Bárbara Falcão*
“As atividades transmídia, por seu caráter autoral, também levam os estudantes a refletir a respeito de si mesmos como seres humanos, cidadãos e participantes críticos de uma sociedade em constante transformação, que exige cada vez mais profissionais dinâmicos, flexíveis e participativos.”
Você já ouviu falar sobre narrativa transmídia? Essa concepção surgiu na publicidade e no marketing, mas hoje vem sendo experimentada de forma inovadora na Educação. Vamos discutir aqui sobre o que é transmídia, e qual é a diferença entre uma história “normal” e uma história transmídia. Falaremos também sobre por que usar o termo transmídia e não multimídia. E, finalmente, por que esse recurso é tão pertinente para ser usado na Educação.
A narrativa transmídia é uma história completa – com começo, meio e fim – contada por meio de várias mídias diferentes. Uma parte da história pode estar em um filme, outra, em um livro, outra, em um site e uma outra parte pode, ainda, estar em um jogo digital, por exemplo. Importante notar que não se trata de uma história que aparece em várias mídias, como uma adaptação de um livro para um filme, em que as duas narrativas são idênticas ou apresentam poucas modificações.
Em uma história transmídia, cada mídia conta uma parte diferente da história ou mesmo um desdobramento da história principal, isto é, uma mídia completa a informação presente na outra. É como se aquela história que você viu no filme continuasse no livro, depois tivesse seu final apresentado em uma história em quadrinhos.
A professora norte-americana Marsha Kinder foi uma das primeiras pessoas a usar o termo transmídia, e seu relato explica bem esse conceito. Ela começou a perceber que sua filha, pela manhã, via o desenho das Tartarugas Ninja, na televisão; à tarde, brincava com seus brinquedos das Tartarugas Ninja, criando ela mesma suas histórias; e à noite, assistia a um filme sobre as tartarugas mutantes, que contava uma história diferente da do desenho. A pesquisadora percebeu que sua filha ampliava a experiência com as tartarugas mutantes por meio de muitas mídias, que contavam histórias diferentes sobre as personagens, o que ela chamou de um grande sistema de entretenimento, que é ampliado conforme a vontade e interesse do usuário/consumidor da narrativa.

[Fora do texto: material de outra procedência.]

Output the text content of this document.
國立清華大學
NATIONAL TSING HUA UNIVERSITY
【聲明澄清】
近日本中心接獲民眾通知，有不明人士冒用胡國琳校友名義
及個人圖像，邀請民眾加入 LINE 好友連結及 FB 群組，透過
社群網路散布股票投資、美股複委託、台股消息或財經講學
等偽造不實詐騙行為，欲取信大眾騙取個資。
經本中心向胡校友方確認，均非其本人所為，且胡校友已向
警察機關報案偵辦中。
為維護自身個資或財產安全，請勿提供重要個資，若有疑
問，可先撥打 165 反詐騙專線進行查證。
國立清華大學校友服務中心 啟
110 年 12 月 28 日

Essa ideia foi usada em várias produções famosas; o filme Matrix, por exemplo, usou a narrativa transmídia. Além da conhecida trilogia cinematográfica, as animações chamadas Animatrix apresentavam o começo da história, anterior ao que era contado nos filmes. Nas animações também estavam presentes códigos que abriam fases no jogo digital. Cada parte do universo ficcional criado pelas irmãs Wachowski está dispersa em mídias diferentes e, para ter uma experiência completa, o espectador/jogador deve transitar por esses diferentes canais.
Outro exemplo relevante do uso da transmídia no cinema ocorreu no lançamento do filme Batman, o Cavaleiro das Trevas, nos Estados Unidos. Durante a semana do lançamento, diversos fãs recebiam um telefonema do Comissário Gordon convidando-os a ajudar o Batman. É divertido imaginar o personagem de um filme falando com você ao telefone, extrapolando a história presente no filme e promovendo a participação dos fãs.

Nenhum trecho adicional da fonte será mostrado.